There’s a thing about a real camera. It’s seductive. One minute you’re ripping off snapshots, the next you’re trolling the neighborhood for real shots.
The snowstorm offered obvious opportunity and I took advantage.
But such photos are child’s play. Anybody can capture a compelling scene if it’s been airbrushed by nature for the purpose. Snowstorms are rare in Fred, Texas, and when the photogenic layer melted away, the easy targets evaporated.
Without the softening layer of snow to provide the glam-photo landscape shot, I was at a loss. In my view, my environment didn’t offer the best subjects for dramatic portraits. As a student of National Geographic, I envisioned grand vistas, exotic locales. How could I take great photos without great subjects?
Some have said that familiarity breeds contempt. I say that familiarity engenders blindness. For the creative mind, familiarity is the curse of existence. We live with a thing to the point that we can no longer see it for what it is.
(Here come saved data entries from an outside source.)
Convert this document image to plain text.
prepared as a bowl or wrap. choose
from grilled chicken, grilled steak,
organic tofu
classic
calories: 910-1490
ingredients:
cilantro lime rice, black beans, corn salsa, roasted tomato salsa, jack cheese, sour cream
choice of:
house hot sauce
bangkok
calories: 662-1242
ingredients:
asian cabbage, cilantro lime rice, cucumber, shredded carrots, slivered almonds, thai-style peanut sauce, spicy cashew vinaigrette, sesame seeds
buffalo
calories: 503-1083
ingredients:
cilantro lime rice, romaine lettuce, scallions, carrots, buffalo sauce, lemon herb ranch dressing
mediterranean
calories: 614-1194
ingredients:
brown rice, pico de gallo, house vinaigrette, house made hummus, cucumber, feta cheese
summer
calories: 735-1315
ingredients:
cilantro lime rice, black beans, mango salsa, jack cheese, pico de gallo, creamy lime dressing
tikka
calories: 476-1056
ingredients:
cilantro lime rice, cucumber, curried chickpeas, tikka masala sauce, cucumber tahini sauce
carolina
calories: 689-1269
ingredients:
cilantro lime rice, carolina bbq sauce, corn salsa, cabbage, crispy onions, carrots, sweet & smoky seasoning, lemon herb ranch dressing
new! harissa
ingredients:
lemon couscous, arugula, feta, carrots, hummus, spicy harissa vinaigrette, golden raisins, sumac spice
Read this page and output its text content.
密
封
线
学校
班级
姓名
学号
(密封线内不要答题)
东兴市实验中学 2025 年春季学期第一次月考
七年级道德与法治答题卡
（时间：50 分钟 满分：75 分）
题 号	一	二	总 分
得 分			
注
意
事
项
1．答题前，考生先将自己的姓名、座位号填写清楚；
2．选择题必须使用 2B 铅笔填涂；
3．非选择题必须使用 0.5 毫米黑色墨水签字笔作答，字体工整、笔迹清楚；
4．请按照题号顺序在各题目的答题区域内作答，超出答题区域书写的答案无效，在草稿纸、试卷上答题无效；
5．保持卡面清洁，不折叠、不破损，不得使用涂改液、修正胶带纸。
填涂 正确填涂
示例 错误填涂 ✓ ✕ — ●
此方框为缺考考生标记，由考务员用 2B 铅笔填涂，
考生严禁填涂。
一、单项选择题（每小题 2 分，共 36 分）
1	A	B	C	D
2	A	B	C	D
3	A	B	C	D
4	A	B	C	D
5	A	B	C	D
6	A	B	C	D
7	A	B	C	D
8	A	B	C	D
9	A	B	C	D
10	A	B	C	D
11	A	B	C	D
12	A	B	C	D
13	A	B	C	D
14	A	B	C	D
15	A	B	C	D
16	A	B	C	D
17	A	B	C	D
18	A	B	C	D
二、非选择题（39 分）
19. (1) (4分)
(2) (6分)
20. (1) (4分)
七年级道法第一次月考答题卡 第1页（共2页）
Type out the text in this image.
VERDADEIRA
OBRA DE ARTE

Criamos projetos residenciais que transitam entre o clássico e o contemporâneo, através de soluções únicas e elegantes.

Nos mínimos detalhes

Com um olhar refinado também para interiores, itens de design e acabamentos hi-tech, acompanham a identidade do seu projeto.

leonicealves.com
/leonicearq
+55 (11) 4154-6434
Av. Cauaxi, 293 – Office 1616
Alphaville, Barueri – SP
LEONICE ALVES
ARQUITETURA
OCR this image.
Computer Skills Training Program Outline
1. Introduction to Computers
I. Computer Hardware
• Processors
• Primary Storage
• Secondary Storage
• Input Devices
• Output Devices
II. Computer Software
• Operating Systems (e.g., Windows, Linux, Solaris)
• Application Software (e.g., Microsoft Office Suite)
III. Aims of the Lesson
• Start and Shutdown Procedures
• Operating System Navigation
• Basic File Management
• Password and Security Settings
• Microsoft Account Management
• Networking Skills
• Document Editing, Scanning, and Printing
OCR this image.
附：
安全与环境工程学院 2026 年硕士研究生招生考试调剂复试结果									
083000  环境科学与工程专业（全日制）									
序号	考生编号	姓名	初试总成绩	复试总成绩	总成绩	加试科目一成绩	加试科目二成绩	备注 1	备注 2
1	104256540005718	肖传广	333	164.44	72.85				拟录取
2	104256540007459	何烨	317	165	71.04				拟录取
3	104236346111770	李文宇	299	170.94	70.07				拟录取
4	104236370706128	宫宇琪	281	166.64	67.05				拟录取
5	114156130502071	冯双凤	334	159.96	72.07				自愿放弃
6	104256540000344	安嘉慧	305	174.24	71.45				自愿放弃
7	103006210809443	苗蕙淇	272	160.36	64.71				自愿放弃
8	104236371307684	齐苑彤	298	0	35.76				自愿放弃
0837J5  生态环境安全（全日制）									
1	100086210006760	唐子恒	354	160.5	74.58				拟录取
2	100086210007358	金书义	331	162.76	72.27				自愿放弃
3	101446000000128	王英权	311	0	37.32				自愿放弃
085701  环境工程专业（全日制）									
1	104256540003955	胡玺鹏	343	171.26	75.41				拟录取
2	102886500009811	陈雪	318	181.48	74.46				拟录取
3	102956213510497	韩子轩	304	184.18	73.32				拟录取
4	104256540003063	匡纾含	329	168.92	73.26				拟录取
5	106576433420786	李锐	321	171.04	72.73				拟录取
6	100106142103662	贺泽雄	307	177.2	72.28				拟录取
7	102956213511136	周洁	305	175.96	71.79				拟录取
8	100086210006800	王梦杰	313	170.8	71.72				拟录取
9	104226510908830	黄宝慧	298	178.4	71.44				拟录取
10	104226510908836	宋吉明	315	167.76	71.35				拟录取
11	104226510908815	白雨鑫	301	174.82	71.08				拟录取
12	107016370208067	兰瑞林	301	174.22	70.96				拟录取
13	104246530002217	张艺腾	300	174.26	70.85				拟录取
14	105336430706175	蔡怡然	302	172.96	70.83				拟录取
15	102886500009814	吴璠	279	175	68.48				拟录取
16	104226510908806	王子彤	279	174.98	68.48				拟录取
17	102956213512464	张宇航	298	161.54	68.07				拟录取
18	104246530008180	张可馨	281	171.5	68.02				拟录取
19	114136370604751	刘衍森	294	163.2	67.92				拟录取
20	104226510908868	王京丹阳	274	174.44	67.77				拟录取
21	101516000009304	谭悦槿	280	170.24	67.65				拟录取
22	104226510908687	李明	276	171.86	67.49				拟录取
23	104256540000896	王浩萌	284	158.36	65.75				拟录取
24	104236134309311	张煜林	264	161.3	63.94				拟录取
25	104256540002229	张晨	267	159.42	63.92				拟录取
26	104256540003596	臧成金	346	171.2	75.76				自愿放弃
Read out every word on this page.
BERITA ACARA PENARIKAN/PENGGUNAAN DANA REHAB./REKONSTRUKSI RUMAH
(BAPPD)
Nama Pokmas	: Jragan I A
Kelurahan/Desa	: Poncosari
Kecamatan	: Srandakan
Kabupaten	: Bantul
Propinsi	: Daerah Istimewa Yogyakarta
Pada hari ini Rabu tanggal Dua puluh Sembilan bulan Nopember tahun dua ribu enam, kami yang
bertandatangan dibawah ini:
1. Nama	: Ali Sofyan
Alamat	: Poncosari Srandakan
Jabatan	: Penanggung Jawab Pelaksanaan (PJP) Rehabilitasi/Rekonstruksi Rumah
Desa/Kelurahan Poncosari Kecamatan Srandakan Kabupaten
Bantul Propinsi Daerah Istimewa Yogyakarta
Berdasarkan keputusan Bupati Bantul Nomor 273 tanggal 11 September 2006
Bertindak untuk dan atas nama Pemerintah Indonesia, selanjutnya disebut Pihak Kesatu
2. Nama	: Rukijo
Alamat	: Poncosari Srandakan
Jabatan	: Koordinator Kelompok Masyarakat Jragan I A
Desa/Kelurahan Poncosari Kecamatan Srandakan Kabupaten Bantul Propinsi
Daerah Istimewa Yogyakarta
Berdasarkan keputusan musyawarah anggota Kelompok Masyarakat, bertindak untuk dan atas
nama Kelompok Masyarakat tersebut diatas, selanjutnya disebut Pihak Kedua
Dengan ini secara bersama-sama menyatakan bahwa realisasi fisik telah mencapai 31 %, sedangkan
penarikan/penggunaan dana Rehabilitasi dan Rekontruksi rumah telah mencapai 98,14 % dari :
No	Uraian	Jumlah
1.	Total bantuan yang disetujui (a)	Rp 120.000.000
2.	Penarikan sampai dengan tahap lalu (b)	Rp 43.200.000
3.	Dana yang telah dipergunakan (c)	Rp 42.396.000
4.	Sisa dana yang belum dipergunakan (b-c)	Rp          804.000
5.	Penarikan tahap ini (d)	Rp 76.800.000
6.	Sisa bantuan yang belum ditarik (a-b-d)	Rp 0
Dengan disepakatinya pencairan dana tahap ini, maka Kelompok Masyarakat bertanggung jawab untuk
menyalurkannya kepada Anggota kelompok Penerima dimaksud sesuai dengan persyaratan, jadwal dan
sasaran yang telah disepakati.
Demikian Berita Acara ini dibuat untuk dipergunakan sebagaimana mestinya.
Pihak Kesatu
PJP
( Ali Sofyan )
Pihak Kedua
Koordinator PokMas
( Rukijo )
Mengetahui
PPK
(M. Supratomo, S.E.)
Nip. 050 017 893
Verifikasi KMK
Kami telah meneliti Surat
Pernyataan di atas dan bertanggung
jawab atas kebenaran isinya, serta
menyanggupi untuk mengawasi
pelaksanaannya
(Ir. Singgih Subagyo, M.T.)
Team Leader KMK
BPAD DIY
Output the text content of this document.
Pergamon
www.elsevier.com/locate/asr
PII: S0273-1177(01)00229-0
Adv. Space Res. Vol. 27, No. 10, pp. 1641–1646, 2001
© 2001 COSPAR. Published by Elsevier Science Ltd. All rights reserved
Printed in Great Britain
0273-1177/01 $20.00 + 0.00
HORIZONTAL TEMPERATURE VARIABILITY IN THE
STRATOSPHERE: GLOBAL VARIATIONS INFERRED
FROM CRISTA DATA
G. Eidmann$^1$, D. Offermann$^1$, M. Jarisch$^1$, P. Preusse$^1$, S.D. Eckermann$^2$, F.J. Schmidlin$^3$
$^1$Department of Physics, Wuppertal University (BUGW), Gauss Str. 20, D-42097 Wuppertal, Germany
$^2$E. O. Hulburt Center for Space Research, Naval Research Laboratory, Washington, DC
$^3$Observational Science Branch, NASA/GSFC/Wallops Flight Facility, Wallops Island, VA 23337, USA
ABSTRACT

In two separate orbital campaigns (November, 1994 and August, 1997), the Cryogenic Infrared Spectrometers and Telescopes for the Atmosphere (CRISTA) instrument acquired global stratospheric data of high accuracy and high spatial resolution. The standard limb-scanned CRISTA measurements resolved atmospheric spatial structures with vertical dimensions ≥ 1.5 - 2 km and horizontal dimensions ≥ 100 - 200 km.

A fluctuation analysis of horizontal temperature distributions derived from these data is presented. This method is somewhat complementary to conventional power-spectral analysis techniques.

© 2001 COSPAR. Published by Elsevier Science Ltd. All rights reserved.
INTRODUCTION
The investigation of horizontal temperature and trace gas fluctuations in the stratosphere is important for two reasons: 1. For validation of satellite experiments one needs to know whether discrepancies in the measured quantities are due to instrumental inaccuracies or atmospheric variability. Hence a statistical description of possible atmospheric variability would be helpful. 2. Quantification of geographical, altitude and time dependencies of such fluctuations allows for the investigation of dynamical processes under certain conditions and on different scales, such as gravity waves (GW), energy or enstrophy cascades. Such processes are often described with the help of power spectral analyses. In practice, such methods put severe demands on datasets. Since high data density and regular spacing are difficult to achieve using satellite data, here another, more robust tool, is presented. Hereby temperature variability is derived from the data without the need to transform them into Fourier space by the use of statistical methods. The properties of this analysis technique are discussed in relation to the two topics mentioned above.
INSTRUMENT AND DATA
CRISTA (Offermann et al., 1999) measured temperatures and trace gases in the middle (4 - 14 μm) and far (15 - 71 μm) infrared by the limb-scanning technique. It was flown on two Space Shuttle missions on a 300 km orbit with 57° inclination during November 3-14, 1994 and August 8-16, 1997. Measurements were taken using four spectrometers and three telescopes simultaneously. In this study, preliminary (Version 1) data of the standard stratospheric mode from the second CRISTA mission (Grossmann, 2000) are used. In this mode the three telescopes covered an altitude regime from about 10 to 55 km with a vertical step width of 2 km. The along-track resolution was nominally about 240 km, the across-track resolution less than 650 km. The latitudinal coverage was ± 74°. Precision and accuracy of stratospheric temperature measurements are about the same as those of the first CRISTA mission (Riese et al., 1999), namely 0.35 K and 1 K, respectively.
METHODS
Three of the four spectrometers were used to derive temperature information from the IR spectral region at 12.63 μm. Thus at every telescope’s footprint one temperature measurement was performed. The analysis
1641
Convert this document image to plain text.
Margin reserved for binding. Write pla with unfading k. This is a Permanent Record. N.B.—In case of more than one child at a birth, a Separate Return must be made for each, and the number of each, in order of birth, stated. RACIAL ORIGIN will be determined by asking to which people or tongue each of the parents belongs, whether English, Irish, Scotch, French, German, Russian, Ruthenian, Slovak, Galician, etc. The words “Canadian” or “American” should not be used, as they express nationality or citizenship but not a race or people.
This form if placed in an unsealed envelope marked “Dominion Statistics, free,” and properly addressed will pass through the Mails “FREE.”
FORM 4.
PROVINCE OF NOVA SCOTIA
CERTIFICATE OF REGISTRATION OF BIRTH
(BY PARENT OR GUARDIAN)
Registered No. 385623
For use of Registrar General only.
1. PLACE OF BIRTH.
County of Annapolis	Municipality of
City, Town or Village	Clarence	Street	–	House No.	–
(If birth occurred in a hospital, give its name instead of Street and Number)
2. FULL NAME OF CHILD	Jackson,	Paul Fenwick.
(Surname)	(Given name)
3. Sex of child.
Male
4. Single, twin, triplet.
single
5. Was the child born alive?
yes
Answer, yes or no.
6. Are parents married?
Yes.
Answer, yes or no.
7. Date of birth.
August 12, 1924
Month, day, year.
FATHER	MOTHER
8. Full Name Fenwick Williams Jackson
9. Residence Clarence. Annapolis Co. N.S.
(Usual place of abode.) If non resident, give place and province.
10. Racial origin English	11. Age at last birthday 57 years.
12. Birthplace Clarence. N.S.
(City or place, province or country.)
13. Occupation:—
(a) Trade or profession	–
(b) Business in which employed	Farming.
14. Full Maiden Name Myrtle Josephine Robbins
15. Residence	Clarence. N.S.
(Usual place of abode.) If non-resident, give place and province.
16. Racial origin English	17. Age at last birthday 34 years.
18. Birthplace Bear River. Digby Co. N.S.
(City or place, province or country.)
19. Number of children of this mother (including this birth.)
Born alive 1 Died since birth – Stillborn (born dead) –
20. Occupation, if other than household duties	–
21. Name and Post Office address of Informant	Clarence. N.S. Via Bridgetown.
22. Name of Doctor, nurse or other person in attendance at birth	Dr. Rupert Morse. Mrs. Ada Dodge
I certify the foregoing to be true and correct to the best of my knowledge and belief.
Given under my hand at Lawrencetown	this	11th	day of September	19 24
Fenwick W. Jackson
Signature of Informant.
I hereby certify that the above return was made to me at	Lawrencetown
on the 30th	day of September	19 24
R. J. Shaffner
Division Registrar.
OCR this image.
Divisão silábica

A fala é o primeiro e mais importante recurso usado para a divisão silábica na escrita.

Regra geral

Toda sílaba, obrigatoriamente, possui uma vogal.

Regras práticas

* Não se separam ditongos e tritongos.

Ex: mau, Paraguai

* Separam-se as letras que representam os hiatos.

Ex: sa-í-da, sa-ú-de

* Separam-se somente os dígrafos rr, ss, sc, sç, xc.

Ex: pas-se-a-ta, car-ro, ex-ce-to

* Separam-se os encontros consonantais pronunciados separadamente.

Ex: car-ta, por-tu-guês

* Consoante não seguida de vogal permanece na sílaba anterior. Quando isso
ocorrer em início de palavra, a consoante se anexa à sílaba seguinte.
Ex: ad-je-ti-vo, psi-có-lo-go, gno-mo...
For the prosaic, an ear is an ear. But but when properly considered, the whorls and caverns of an ear embody a wealth of nuance and design. Given time and opportunity, a thoughtful mind can get lost in its intricacies.
Thus it comes as no surprise that my omnivorous mind sought out less predictable targets, and suddenly the small world of Fred opened up to me.
A few shots from my nascent photographic explorations survive.
[Other Fred shots]
It took me a few decades to translate that experience from image to words in the form of the Fred books, but it was a lesson that would serve me well. And I commend such thoughtful cross-discipline considerations to the general populace.
Forget thinking outside the box. There is no box. Dare to think. Dare to do.